By actively assisting a natural process Interseasonal Heat Transfer (“IHT”) provides a short cut to accelerate the transfer of solar heat into the ground. It deposits it under the insulated foundations of the building. Thus by establishing a more direct – and quicker – connection, IHT transforms the performance of a heat pump, making the combination now the clear first choice for on-site renewable energy.

The principles of Interseasonal Heat Transfer were first demonstrated in a project for the Highways Agency at Toddington Service Station on the M1 where the heat collected from roads in summer was used to maintain that road free of ice in the winter.

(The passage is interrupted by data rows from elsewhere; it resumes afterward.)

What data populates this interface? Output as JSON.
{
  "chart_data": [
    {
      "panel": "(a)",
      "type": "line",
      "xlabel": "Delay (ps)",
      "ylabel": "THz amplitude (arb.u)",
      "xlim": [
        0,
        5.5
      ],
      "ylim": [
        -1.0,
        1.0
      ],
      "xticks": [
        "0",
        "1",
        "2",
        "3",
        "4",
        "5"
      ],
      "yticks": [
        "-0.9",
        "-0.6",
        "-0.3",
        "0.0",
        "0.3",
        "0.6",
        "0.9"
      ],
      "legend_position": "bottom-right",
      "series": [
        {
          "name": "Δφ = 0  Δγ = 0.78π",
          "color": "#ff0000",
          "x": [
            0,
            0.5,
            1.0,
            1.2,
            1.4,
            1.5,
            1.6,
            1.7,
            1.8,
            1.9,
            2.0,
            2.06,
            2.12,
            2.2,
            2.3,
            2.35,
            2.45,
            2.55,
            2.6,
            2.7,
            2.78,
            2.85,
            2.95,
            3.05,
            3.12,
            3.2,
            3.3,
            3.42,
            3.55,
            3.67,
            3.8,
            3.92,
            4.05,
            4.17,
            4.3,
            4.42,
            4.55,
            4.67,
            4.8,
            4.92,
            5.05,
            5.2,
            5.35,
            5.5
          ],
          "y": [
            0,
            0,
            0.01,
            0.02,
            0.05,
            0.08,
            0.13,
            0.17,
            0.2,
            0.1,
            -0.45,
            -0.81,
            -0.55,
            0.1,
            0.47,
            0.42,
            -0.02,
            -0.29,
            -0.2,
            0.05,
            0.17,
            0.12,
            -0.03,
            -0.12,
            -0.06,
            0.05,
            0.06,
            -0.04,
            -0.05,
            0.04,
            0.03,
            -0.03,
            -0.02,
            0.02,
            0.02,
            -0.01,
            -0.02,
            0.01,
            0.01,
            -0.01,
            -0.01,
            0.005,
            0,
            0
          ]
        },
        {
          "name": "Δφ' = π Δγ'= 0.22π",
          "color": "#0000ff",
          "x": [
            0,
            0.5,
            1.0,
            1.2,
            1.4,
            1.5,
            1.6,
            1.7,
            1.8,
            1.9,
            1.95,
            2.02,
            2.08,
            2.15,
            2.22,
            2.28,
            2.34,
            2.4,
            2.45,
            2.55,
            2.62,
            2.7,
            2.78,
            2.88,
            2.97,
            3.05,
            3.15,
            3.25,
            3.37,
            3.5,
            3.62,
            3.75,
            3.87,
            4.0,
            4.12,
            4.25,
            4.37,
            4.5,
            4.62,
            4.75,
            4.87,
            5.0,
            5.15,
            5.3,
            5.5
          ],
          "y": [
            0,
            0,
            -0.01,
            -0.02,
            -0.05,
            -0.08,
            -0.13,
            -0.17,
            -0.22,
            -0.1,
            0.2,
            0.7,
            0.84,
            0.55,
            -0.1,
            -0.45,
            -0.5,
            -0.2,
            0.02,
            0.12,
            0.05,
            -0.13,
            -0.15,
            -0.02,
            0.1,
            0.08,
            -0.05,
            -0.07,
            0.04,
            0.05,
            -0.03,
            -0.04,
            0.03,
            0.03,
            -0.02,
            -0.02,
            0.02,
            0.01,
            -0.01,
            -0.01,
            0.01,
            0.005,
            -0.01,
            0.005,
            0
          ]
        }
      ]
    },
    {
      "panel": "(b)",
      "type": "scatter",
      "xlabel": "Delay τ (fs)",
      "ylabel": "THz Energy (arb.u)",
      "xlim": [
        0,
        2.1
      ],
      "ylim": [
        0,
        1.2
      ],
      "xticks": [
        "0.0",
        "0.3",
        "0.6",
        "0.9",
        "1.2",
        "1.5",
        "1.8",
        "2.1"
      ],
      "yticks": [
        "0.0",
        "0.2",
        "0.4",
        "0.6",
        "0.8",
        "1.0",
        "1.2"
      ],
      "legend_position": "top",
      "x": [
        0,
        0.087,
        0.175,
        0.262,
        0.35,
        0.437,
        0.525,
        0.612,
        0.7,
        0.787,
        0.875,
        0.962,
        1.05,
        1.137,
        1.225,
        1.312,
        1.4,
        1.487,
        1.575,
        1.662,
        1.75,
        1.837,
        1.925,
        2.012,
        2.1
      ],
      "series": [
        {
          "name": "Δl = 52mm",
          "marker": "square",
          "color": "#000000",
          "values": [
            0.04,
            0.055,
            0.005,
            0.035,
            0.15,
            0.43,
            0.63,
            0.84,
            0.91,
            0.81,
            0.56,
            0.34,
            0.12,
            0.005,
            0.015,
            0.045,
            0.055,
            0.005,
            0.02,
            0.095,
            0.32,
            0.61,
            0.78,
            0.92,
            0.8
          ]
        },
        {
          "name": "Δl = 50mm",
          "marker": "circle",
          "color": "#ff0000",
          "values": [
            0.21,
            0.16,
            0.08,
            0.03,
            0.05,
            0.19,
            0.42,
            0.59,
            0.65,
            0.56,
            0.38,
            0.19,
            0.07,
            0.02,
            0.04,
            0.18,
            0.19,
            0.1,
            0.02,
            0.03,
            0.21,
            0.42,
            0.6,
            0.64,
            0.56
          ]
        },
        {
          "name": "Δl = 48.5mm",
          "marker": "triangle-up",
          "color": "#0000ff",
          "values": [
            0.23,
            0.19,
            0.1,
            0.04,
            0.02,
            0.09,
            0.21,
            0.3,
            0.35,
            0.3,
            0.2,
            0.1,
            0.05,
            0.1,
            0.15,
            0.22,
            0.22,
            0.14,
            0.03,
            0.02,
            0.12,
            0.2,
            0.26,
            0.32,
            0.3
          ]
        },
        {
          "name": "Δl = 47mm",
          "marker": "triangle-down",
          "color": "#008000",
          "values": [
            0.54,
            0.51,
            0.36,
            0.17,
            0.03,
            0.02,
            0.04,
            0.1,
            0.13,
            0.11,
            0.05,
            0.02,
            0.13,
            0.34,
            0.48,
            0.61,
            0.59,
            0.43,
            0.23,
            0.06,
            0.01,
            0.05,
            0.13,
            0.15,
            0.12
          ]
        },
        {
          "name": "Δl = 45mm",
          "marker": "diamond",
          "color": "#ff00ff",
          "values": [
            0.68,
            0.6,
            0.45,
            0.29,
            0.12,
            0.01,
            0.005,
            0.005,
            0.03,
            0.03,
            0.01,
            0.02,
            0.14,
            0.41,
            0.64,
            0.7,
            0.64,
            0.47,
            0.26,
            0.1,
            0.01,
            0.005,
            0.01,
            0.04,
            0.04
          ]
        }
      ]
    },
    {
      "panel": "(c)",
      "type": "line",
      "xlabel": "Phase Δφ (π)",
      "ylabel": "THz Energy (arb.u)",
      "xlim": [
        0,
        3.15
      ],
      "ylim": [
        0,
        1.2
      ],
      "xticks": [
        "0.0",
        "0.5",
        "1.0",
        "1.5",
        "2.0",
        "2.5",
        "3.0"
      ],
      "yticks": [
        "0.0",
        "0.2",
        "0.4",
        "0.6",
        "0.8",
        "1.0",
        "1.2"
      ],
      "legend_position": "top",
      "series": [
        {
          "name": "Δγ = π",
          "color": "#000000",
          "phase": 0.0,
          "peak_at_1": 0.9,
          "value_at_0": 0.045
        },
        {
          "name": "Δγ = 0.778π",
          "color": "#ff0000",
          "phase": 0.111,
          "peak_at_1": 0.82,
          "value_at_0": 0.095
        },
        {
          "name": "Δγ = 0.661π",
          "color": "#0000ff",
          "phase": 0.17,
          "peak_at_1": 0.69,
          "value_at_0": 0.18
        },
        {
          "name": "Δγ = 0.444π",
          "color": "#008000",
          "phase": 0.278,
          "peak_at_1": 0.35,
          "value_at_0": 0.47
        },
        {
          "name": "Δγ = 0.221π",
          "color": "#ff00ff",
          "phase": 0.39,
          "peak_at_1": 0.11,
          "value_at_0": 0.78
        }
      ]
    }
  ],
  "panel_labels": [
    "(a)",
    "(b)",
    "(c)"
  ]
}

The first building in the world to benefit from Interseasonal Heat Transfer is Howe Dell School in Hertfordshire on the old de Havilland airfield at Hatfield where the Comet, the first passenger jet aircraft, was built in 1949. Howe Dell received its first pupils when the school opened in September 2007. The Interseasonal Heat Transfer installation, designed by ICAX Ltd, was part funded by the Carbon Trust. The school was commissioned by the forward thinking Hertfordshire County Council to incorporate a number of green technologies including solar thermal water heating and photovoltaics as well as Interseasonal Heat Transfer. Debra Massey, the head teacher, is an apostle of education for sustainable development and the children are learning in a unique school which is the embodiment of it.

The school, which has been designed with a high level of heat insulation, also captures solar energy though roof top collectors to heat water for use in the school kitchens and washing facilities. Surplus heat from this source is also integrated into the Interseasonal Heat Transfer system (especially in the hot summer holidays when the school is empty) and stored for winter use.

Environmentaly friendly heating – and cooling

Interseasonal Heat Transfer provides an environmentally friendly answer for the need to provide heating to buildings. It is also well able to provide the reverse. By reversing the mechanism for heating, and using a separate Thermal Bank as a cold store to hold the temperatures collected on winter nights, IHT can also provide cooling. This may surprise some environmentalists who have come to believe that any form of building cooling is expensive and hostile to the environment. This is normally true because the standard solution is to provide air conditioning by pumping enormous amounts of electricity into chillers when a building gets too hot in summer: the problem is inherent in the mechanism because it is also hot outside when it is too hot inside and the chiller has to fight uphill to lose heat to the exterior when it is hot outside.

Natural Cooling

The more elegant solution is to exchange heat with low temperatures from the cold Thermal Bank. This solution is neater, much less expensive and in tune with the environment. It also matches the ICAX philosophy of seeking to achieve balance across the seasons instead of fighting blindly all the way to global warming.